A child under 18 is considered disabled if his or her physical or mental condition is so severe that it results in marked and severe functional limitations. The condition must last or be expected to last at least 12 months or be expected to result in the child's death. And of course, the child must not be working at a job that we consider to be substantial work.
Disabled Children 18 Years Or Older
If you retire, become disabled, or die, Social Security benefits may be paid to your children over 18 who have been disabled before the age of 22 and continue to be disabled. Social Security benefits for disabled children may continue as long as they are unable to work because of their disability.
There are two ways parents may qualify for benefits even if they never worked under Social Security.
Benefits for Parents with Dependent Children
If you have children in your care who receive Social Security benefits and are under age 18, you can receive a benefit until they reach age 16. The child's benefit continues until he or she reaches age 18, or 19 if he or she is still in school full time. Your monthly payments stop with the 16th birthday of your youngest child receiving Social Security benefits, unless the child is disabled and continues in your care.

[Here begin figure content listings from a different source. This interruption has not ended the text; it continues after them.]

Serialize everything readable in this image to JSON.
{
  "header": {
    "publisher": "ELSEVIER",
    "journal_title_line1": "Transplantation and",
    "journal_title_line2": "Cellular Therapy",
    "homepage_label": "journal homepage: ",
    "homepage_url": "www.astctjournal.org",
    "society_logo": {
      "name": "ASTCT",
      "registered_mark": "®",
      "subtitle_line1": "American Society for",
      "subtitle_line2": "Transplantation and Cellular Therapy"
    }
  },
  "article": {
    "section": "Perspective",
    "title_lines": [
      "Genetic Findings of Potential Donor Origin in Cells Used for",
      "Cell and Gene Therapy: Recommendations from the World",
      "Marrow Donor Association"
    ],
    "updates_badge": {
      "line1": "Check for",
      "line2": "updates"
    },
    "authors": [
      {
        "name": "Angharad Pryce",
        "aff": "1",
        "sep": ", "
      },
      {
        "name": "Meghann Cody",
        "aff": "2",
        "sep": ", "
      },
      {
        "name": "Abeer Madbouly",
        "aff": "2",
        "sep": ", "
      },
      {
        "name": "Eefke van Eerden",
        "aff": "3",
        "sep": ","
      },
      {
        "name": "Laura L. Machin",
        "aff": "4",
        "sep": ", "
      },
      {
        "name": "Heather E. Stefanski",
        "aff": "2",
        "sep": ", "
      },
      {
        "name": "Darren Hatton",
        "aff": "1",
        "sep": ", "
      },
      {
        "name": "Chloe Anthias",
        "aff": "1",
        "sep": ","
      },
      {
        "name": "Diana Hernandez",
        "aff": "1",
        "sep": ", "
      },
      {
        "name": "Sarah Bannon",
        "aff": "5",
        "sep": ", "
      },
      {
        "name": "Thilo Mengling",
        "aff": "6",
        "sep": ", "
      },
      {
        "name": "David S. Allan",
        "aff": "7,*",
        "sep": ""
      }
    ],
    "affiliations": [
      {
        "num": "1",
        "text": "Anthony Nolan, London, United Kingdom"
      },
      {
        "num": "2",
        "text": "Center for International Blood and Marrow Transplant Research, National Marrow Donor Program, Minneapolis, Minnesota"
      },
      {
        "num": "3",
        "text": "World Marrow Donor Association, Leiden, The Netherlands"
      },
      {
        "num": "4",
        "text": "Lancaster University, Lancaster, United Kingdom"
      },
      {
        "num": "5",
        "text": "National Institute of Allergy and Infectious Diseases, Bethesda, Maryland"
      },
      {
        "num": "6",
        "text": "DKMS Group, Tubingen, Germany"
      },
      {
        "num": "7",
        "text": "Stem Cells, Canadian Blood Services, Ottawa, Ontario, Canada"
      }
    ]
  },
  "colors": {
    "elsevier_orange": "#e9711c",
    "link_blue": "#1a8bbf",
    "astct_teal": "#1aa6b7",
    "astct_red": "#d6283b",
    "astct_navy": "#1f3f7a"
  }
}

Dependent Parent's Benefits
The second way you may receive a parent's benefit is as an elderly parent of a worker who has died. If your child dies and you are dependent on him or her for more than one half of your support, you can collect a Social Security benefit. Social Security pays monthly benefits to parents on the record of a deceased worker under the following conditions:
- The parent must be at least 62 years old and must not have remarried since the worker's death;
- The parent cannot be entitled to his/her own, higher Social Security benefit;
- The parent must be able to show that he/she was receiving one-half of his/her financial support from the worker at the time of death. This proof of support must be submitted to Social Security within two years of the worker's death.